12 CVEs, a few fundamental design issues, and some implementation issues. The implementation issues generally just removed some restrictions on abusing the design flaws making them more practical. The interesting part are the design flaws though.

First is in frame aggregation. As it is inefficient to send many small frames over the air a device might aggregate multiple frames into a single WiFi packet. When this happens a flag is set in the header indicating aggregation happened. The problem is that a MitM can manipulate this flag as it is not protected from tampering. So, with attacker controlled TCP data (like connecting to an attacker controlled server) a MitM can flip the flag on the WiFi packet and have its data treated as though it was multiple frames aggregated together. Enabling the injection of packets, such as an ICMP Router Advertisement providing a new malicious DNS to be used.

Second is an issue with the fragment cache. The note here being that fragmentation is rarely used except on WiFi 6. The issue being that the cache is not cleared across connections of the same MAC. So an attacker can connect, spoof their MAC to match the victim, and send a fragment to the router to be cached then disconnect. WHen the victim connects, and potentially sends their own fragments it’ll join the new packets with the attacker’s packets, allowing for exfiltration or injection of packets.

Third is the “Mixed Key” attack. This is where the fragments will be decrypted and reassembled even if different keys were used when sending them.

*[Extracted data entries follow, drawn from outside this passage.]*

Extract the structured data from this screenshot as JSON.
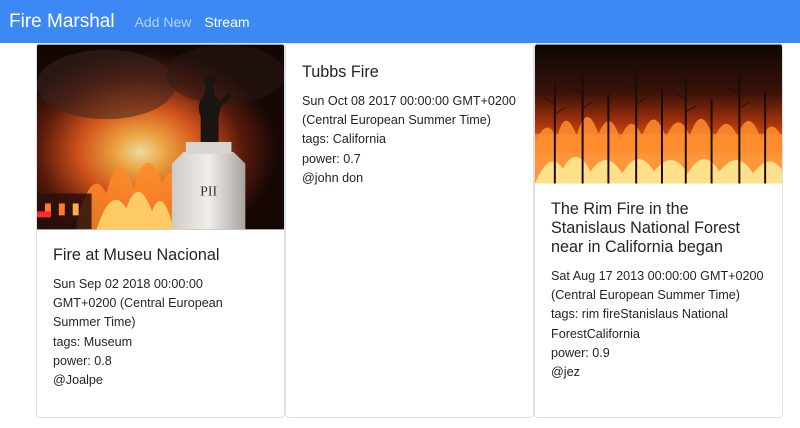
{
  "navbar": {
    "brand": "Fire Marshal",
    "links": [
      {
        "label": "Add New",
        "state": "inactive"
      },
      {
        "label": "Stream",
        "state": "active"
      }
    ],
    "background_color": "#3c89f5"
  },
  "cards": [
    {
      "title": "Fire at Museu Nacional",
      "date": "Sun Sep 02 2018 00:00:00 GMT+0200 (Central European Summer Time)",
      "tags": "tags: Museum",
      "power": "power: 0.8",
      "author": "@Joalpe",
      "image": "photo-statue-museum-fire"
    },
    {
      "title": "Tubbs Fire",
      "date": "Sun Oct 08 2017 00:00:00 GMT+0200 (Central European Summer Time)",
      "tags": "tags: California",
      "power": "power: 0.7",
      "author": "@john don"
    },
    {
      "title": "The Rim Fire in the Stanislaus National Forest near in California began",
      "date": "Sat Aug 17 2013 00:00:00 GMT+0200 (Central European Summer Time)",
      "tags": "tags: rim fireStanislaus National ForestCalifornia",
      "power": "power: 0.9",
      "author": "@jez",
      "image": "photo-forest-fire"
    }
  ]
}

The attack scenario being say a victim sends two packets, A and B, a MitM drops B, the victim refreshes their session key, and sends two more packets A2 and B2, the MitM dropping A2 this time. The packet will be reassembled as A and B2. Creating a scenario where an attacker and mix-and-match packets to create something more interesting. The author admits this is a fairly academic and unrealistic attack but still worth considering as someone might make it practical in the future.